By QUINTON SMITH/YachatsNews.com
The Yachats City Council will resume discussing possible changes to its 2-year-old vacation rental ordinance during a workshop meeting Wednesday, Aug. 7.
The meeting begins at 9:30 a.m. in council chambers at the Yachats Commons.
The council has been trying to make headway on potential tweaks to the ordinance for months, but now faces an Oct. 1 deadline when the current ordinance expires. Most of its discussions have been to narrow more than a dozen issues – not address specific language.
Vacation rentals are one of the city’s most contentious issues. People holding licenses use them for income, as an investment and to help pay property expenses; others complain the constant coming-and-going of visitors degrades their neighborhood and helps contribute to the lack of permanent housing in the area.
But tourist taxes power much of the city’s budget — almost 32 percent of the $1.06 million the city collected in lodging taxes in 2018-19 came from vacation rentals.
Mayor John Moore has developed a summary of the council’s previous discussions, with four issues seemingly to have consensus but listing at least 11 issues still to discuss and decide.
On Wednesday, Moore is suggesting deeper discussions on license transfers to heirs and/or new owners, what to do with licenses not being used, continuing to allow exemptions to the four-bedroom maximum, requiring conditional use permits for new licenses in neighborhoods zoned for single-family use, and the frequency of and fees for inspections.
But it appears that at least two council members – Jim Tooke and Max Glenn – are opposed to allowing any license transfers.
Tooke has said at previous meetings that if the city keeps its current 125-license cap then he adamantly opposes “grandfathering” licenses to the 137 people who currently hold them, thus allowing the ability to transfer them.
Under the current ordinance, a license cannot be transferred to a new owner or family member once the property is sold. New licenses could be granted after their number drops below the 125-license cap – unless that cap is also changed.
Glenn told YachatsNews.com this week that he’s now opposed to transfers of any kind. But Glenn said he’s asked City Manager Shannon Beaucaire to see if there is a way to establish a special “mini-motel” category for two large vacation rentals that are currently exempt from the city’s four-bedroom rental limit.
Glenn is referring to a seven-bedroom vacation rental on Southeast King Street owned by Candy and Paul Neville of Eugene that sits on 1.3 acres and a three-story, six-bedroom rental with an elevator on Lemwick Lane owned by Ron and Carol Spisso of Alsea. Both have repeatedly argued to the city that their large houses are of little value in a retirement and tourist community other than as a vacation rental and that they want to be able to transfer their licenses to family members.

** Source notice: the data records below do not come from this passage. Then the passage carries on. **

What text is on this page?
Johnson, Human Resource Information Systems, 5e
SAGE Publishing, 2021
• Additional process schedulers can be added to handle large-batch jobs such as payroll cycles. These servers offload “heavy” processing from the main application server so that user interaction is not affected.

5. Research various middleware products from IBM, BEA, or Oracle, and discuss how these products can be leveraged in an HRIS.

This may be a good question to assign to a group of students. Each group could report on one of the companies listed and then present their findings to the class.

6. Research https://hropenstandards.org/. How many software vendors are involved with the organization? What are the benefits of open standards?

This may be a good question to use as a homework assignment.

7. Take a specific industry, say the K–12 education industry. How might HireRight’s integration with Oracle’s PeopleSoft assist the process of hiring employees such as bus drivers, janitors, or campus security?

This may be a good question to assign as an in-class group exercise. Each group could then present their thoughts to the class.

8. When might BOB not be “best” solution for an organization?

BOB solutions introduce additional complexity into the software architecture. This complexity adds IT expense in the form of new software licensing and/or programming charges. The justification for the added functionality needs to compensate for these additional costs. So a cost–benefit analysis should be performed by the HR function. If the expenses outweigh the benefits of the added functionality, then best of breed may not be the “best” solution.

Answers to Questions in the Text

“My primary interest is in keeping the two rentals that are much larger than most and retaining them as a community asset,” he said.
Glenn said he also would like to hear from the 10-12 people who hold vacation rental licenses but are not using them.
“… I’d like to know what their plans are and what they say about keeping a dormant license,” he said.
The council has never discussed allowing unlimited number of vacation rentals in commercial zones, as some people have suggested, or requiring that people renewing or seeking licenses show that deed restrictions allow them on that property.
Although the council could extend the current ordinance as it is, Moore said in an email to YachatsNews.com that if the council makes good headway Wednesday it could finish its work in September.
“If we can get a consensus on each of the six items on this month’s agenda, then I’m optimistic that we can finish up things by September, but we’ll have to see if it pans out that way,” Moore said.
Also on the agenda is another discussion – and another possible vote – on one-way directions on Ocean View Drive once it is repaved, striped and turned over by Lincoln County to the city. The council voted in May to make Ocean View Drive one-way northbound between West Second and Seventh streets and one-way eastbound from Yachats State Park to Pontiac Street. But push-back from some residents of West Second Street is making some council members uneasy and wanting to re-think their vote.